Kunjungan tersebut dilakukan untuk memperkuat koordinasi sekaligus membahas langkah-langkah strategis dalam proses pembentukan dan pengembangan Museum UIN Raden Fatah Palembang yang sebelumnya telah diinisiasi melalui kerja sama antara UIN Raden Fatah dan KOMPAKS. Kehadiran pimpinan universitas disambut langsung oleh Ketua KOMPAKS Hermeyudi beserta sejumlah anggota komunitas yang selama ini aktif mengoleksi, merawat, dan mendokumentasikan berbagai benda bersejarah serta artefak budaya Sriwijaya.
Dalam pertemuan tersebut, kedua belah pihak membahas berbagai aspek penting terkait pengembangan museum, mulai dari penataan koleksi, inventarisasi benda-benda bersejarah, konsep edukasi museum, hingga strategi menjadikan museum sebagai pusat pembelajaran sejarah dan peradaban Melayu-Sriwijaya bagi sivitas akademika maupun masyarakat umum.
Wakil Rektor II UIN Raden Fatah Palembang, Prof. Dr. Abdul Hadi, M.Ag, menegaskan bahwa pembangunan museum merupakan bagian dari komitmen universitas dalam menjaga dan melestarikan warisan sejarah serta budaya yang menjadi identitas Sumatera Selatan.
“Museum ini nantinya bukan hanya menjadi ruang penyimpanan artefak, tetapi juga menjadi pusat edukasi, penelitian, dan penguatan identitas sejarah bagi generasi muda. Karena itu, sinergi dengan KOMPAKS menjadi langkah penting untuk memastikan museum ini memiliki nilai akademik dan historis yang kuat, sehingga ke depan kerjasama ini dapat melahirkan peradaban yang tidak tidak meninggalkan sejarah” ujarnya.

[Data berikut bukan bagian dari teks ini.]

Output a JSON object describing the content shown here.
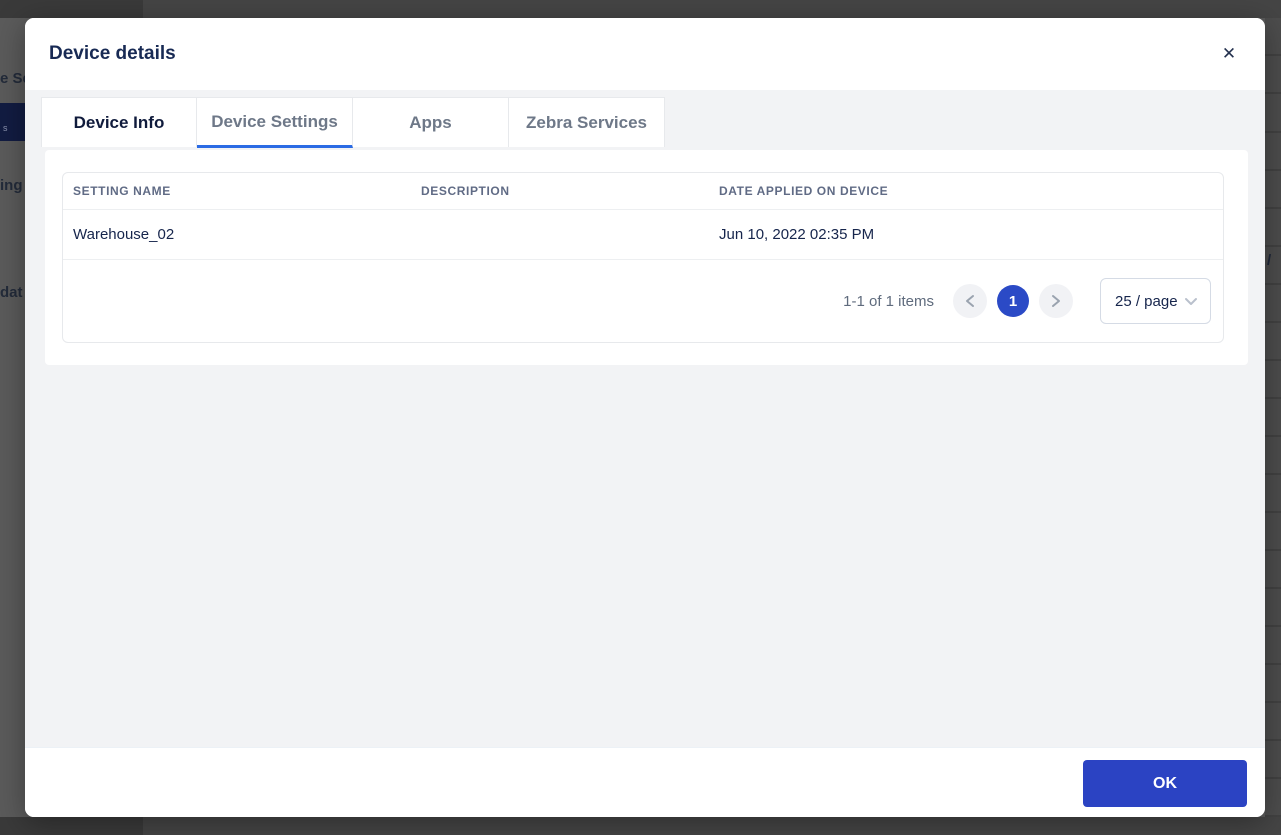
{
  "background": {
    "fragments": {
      "left_top": "e Se",
      "left_nav_item": "s",
      "left_mid": "ing",
      "left_bottom": "dat",
      "right": "/"
    }
  },
  "modal": {
    "title": "Device details",
    "close_icon": "✕",
    "tabs": [
      {
        "label": "Device Info"
      },
      {
        "label": "Device Settings"
      },
      {
        "label": "Apps"
      },
      {
        "label": "Zebra Services"
      }
    ],
    "active_tab": "Device Settings",
    "table": {
      "columns": [
        "SETTING NAME",
        "DESCRIPTION",
        "DATE APPLIED ON DEVICE"
      ],
      "rows": [
        {
          "setting_name": "Warehouse_02",
          "description": "",
          "date_applied": "Jun 10, 2022 02:35 PM"
        }
      ]
    },
    "pagination": {
      "summary": "1-1 of 1 items",
      "current_page": "1",
      "page_size": "25 / page"
    },
    "footer": {
      "ok_label": "OK"
    }
  },
  "colors": {
    "accent_blue": "#2b4ac6",
    "tab_underline_blue": "#2b6be4",
    "title_navy": "#182a54",
    "body_gray": "#f2f3f5",
    "overlay_gray": "#5b5b5b"
  }
}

Sementara itu, Wakil Rektor III Dr. Syahril Jamil menyampaikan bahwa keberadaan museum nantinya diharapkan dapat mendukung aktivitas kemahasiswaan, penelitian, dan pengabdian kepada masyarakat yang berbasis pada kajian sejarah, budaya, dan peradaban Islam di Sumatera Selatan.

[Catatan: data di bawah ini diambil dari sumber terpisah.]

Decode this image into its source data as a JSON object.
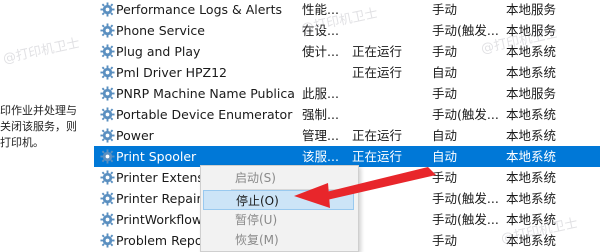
{
  "left_description": {
    "lines": [
      "印作业并处理与",
      "关闭该服务，则",
      "打印机。"
    ]
  },
  "services": [
    {
      "name": "Performance Logs & Alerts",
      "description": "性能...",
      "status": "",
      "startup": "手动",
      "logon": "本地服务"
    },
    {
      "name": "Phone Service",
      "description": "在设...",
      "status": "",
      "startup": "手动(触发...",
      "logon": "本地服务"
    },
    {
      "name": "Plug and Play",
      "description": "使计...",
      "status": "正在运行",
      "startup": "手动",
      "logon": "本地系统"
    },
    {
      "name": "Pml Driver HPZ12",
      "description": "",
      "status": "正在运行",
      "startup": "自动",
      "logon": "本地系统"
    },
    {
      "name": "PNRP Machine Name Publica...",
      "description": "此服...",
      "status": "",
      "startup": "手动",
      "logon": "本地服务"
    },
    {
      "name": "Portable Device Enumerator ...",
      "description": "强制...",
      "status": "",
      "startup": "手动(触发...",
      "logon": "本地系统"
    },
    {
      "name": "Power",
      "description": "管理...",
      "status": "正在运行",
      "startup": "自动",
      "logon": "本地系统"
    },
    {
      "name": "Print Spooler",
      "description": "该服...",
      "status": "正在运行",
      "startup": "自动",
      "logon": "本地系统",
      "selected": true
    },
    {
      "name": "Printer Extensio",
      "description": "",
      "status": "",
      "startup": "手动",
      "logon": "本地系统"
    },
    {
      "name": "Printer Repair",
      "description": "",
      "status": "",
      "startup": "手动(触发...",
      "logon": "本地系统"
    },
    {
      "name": "PrintWorkflow_",
      "description": "",
      "status": "",
      "startup": "手动(触发...",
      "logon": "本地系统"
    },
    {
      "name": "Problem Repo",
      "description": "",
      "status": "",
      "startup": "手动",
      "logon": "本地系统"
    }
  ],
  "context_menu": {
    "items": [
      {
        "label": "启动(S)",
        "enabled": false
      },
      {
        "label": "停止(O)",
        "enabled": true,
        "highlighted": true
      },
      {
        "label": "暂停(U)",
        "enabled": false
      },
      {
        "label": "恢复(M)",
        "enabled": false
      }
    ]
  },
  "watermark": "@打印机卫士",
  "colors": {
    "selection": "#0078d7",
    "menu_highlight": "#cce4f7",
    "arrow": "#e8262b",
    "icon_gear": "#5a8fc0"
  },
  "icons": {
    "service": "gear-icon",
    "arrow": "red-arrow-annotation"
  }
}
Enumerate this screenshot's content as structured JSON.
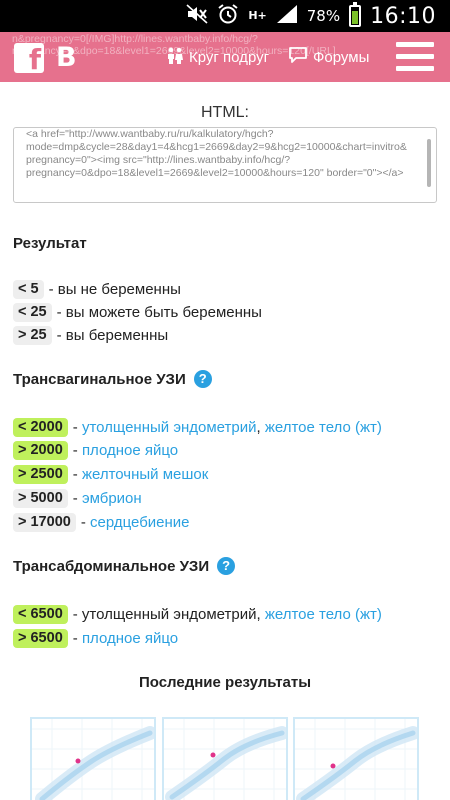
{
  "status_bar": {
    "battery": "78%",
    "time": "16:10",
    "network": "H+",
    "icons": [
      "mute-icon",
      "alarm-icon",
      "network-hplus-icon",
      "signal-icon",
      "battery-icon"
    ]
  },
  "header": {
    "ghost_text_1": "n&pregnancy=0[/IMG]http://lines.wantbaby.info/hcg/?",
    "ghost_text_2": "nregnancy=0&dpo=18&level1=2669&level2=10000&hours=120[/URL]",
    "facebook_label": "f",
    "vk_label": "B",
    "circle_label": "Круг подруг",
    "forum_label": "Форумы",
    "bg_color": "#e6718d"
  },
  "embed": {
    "label": "HTML:",
    "code": "<a href=\"http://www.wantbaby.ru/ru/kalkulatory/hgch?mode=dmp&cycle=28&day1=4&hcg1=2669&day2=9&hcg2=10000&chart=invitro&pregnancy=0\"><img src=\"http://lines.wantbaby.info/hcg/?pregnancy=0&dpo=18&level1=2669&level2=10000&hours=120\" border=\"0\"></a>"
  },
  "result": {
    "title": "Результат",
    "rows": [
      {
        "badge": "< 5",
        "text": "- вы не беременны"
      },
      {
        "badge": "< 25",
        "text": "- вы можете быть беременны"
      },
      {
        "badge": "> 25",
        "text": "- вы беременны"
      }
    ]
  },
  "transvaginal": {
    "title": "Трансвагинальное УЗИ",
    "rows": [
      {
        "badge": "< 2000",
        "dash": "-",
        "link1": "утолщенный эндометрий",
        "sep": ",",
        "link2": "желтое тело (жт)"
      },
      {
        "badge": "> 2000",
        "dash": "-",
        "link1": "плодное яйцо"
      },
      {
        "badge": "> 2500",
        "dash": "-",
        "link1": "желточный мешок"
      },
      {
        "badge": "> 5000",
        "dash": "-",
        "link1": "эмбрион"
      },
      {
        "badge": "> 17000",
        "dash": "-",
        "link1": "сердцебиение"
      }
    ]
  },
  "transabdominal": {
    "title": "Трансабдоминальное УЗИ",
    "rows": [
      {
        "badge": "< 6500",
        "dash": "- утолщенный эндометрий,",
        "link2": "желтое тело (жт)"
      },
      {
        "badge": "> 6500",
        "dash": "-",
        "link1": "плодное яйцо"
      }
    ]
  },
  "recent": {
    "title": "Последние результаты",
    "thumb_count": 3
  },
  "colors": {
    "accent": "#2aa0e0",
    "badge_green": "#bff05c",
    "badge_grey": "#eeeeee"
  }
}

“Museum UIN Raden Fatah akan menjadi salah satu sarana pembelajaran yang hidup dan menjadi ruang akademik untuk menegaskan distingsi UIN Raden Fatah terkait dengan peradaban Islam dan Melayu, nantinya Mahasiswa dapat belajar langsung dari berbagai koleksi sejarah yang tersedia dalam riset-riset ilmiah, sehingga kampus memiliki ruang literasi budaya yang lebih kuat,” katanya.
Ketua KOMPAKS, Hermeyudi, menyambut baik kunjungan pimpinan UIN Raden Fatah Palembang tersebut. Menurutnya, kerja sama yang telah terjalin menunjukkan keseriusan kedua pihak dalam menghadirkan museum yang representatif dan bermanfaat bagi masyarakat luas.

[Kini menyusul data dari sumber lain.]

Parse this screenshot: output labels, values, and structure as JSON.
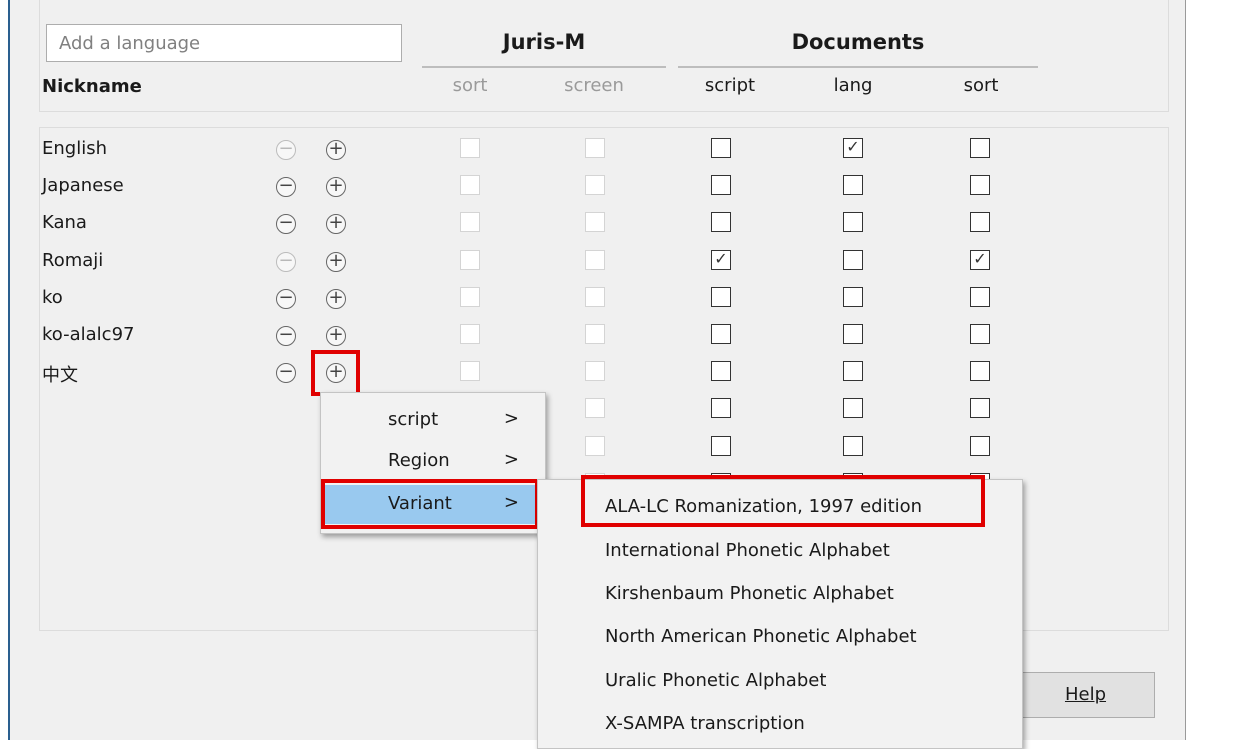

“Kami merasa terhormat atas kunjungan pimpinan UIN Raden Fatah. Ini menjadi bukti nyata bahwa komitmen untuk membangun Museum UIN Raden Fatah terus berjalan. KOMPAKS siap memberikan dukungan, baik dalam bentuk koleksi, informasi sejarah, maupun pendampingan dalam pengelolaan museum,” ungkapnya.
Kunjungan yang berlangsung dalam suasana hangat dan penuh kekeluargaan tersebut diakhiri dengan peninjauan sejumlah koleksi sejarah yang berada di Posko KOMPAKS serta diskusi teknis mengenai tahapan lanjutan pembangunan museum. Melalui kolaborasi ini, UIN Raden Fatah Palembang dan KOMPAKS berharap Museum UIN Raden Fatah dapat segera hadir sebagai pusat pelestarian sejarah, budaya, dan peradaban Sriwijaya yang memberikan manfaat bagi dunia akademik maupun masyarakat umum. (rbt)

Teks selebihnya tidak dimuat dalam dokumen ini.